1.1. Prerequisite concepts
The elements of an electrical network are: the nodes, the branches, and the loops. Their definitions are well known (see for example [1]). ● branch is a part of a circuit that contains at least a resistor or a voltage source and connect two nodes; ● node is the junction of two or more branches; ● loop is any closed connection of branches; ● reference node (or reference), is a node in the circuit, with respect to which all other voltages are measured; ● node voltage is measured with respect to reference node; ● Kirchhoff Current Law (also known as Kirchhoff's first law) (KCL). The sum of all currents flowing into a node is zero; ● Kirchhoff Voltage Law (Kirchhoff's second law) (KVL). The sum of all voltages around a loop is zero.
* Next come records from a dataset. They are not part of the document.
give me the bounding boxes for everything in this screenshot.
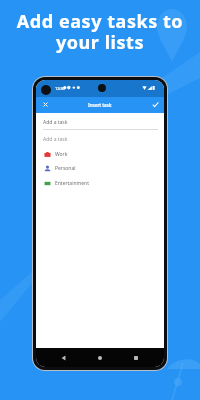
staticText: Add a task [43, 136, 68, 143]
button[interactable]: Recents [130, 352, 142, 364]
button[interactable]: Personal [36, 161, 164, 175]
staticText: Work [55, 151, 68, 158]
staticText: Add a task [43, 119, 68, 126]
button[interactable]: Entertainment [36, 176, 164, 190]
staticText: Entertainment [55, 180, 89, 187]
staticText: Add easy tasks to your lists [0, 9, 200, 54]
button[interactable]: Back [58, 352, 70, 364]
staticText: Insert task [88, 102, 112, 109]
staticText: 12:36 [55, 86, 65, 92]
button[interactable]: Work [36, 147, 164, 161]
button[interactable]: Home [94, 352, 106, 364]
button[interactable]: Close [41, 100, 50, 109]
button[interactable]: Save [151, 100, 160, 109]
staticText: Personal [55, 165, 76, 172]
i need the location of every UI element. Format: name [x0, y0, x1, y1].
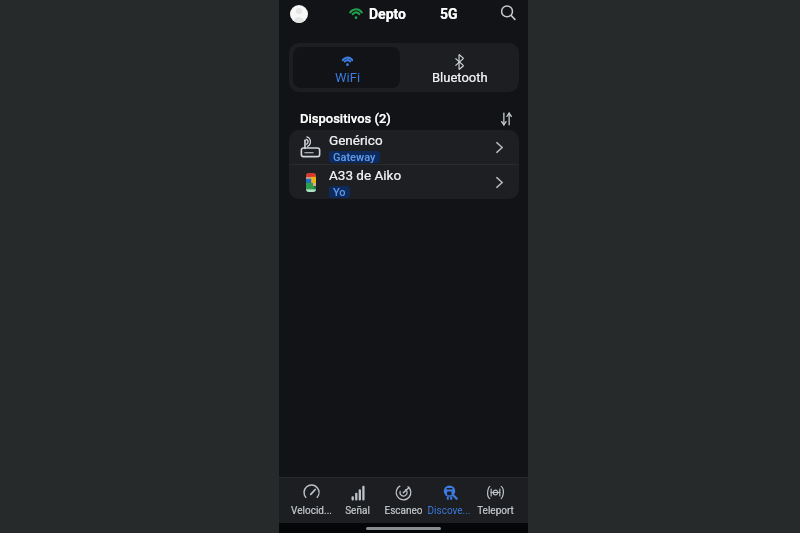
staticText: WiFi [335, 70, 361, 85]
staticText: Genérico [329, 132, 383, 148]
staticText: Señal [345, 505, 370, 517]
staticText: Escaneo [384, 505, 423, 517]
staticText: Discove... [427, 505, 471, 517]
staticText: Gateway [333, 151, 376, 163]
staticText: Bluetooth [432, 70, 488, 85]
button[interactable]: A33 de Aiko [289, 165, 519, 199]
button[interactable]: Sort [497, 110, 515, 127]
button[interactable]: Velocid... [289, 477, 334, 522]
button[interactable]: Teleport [472, 477, 518, 522]
button[interactable]: Discove... [426, 477, 472, 522]
staticText: A33 de Aiko [329, 167, 402, 183]
button[interactable]: Search [497, 2, 519, 24]
staticText: Velocid... [291, 505, 332, 517]
staticText: Teleport [477, 505, 514, 517]
button[interactable]: Señal [334, 477, 380, 522]
staticText: Dispositivos (2) [300, 111, 391, 126]
button[interactable]: Genérico [289, 130, 519, 164]
staticText: Depto [369, 6, 406, 22]
button[interactable]: Bluetooth [404, 43, 519, 92]
staticText: Yo [333, 186, 346, 198]
staticText: 5G [440, 6, 458, 22]
button[interactable]: Profile [290, 5, 308, 23]
button[interactable]: Escaneo [380, 477, 426, 522]
button[interactable]: WiFi [293, 47, 400, 88]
2. The branch current method In electrical engineering, the branch current method (BCM), also known as nodal analysis or node-voltage analysis, is used to determine the voltage (potential difference) between nodes in an electrical circuit. Here, we present a brief description of this method that solves the system of KCL and KVL equations in terms of node voltages.
2.1. BCM steps
The steps of BCM method are: ● Assume directions of currents in each branch – as is presently done in the method based on Kirchhoff's laws. ● Chose one of the circuit nods as reference When choosing the reference node, select the node with the most connections.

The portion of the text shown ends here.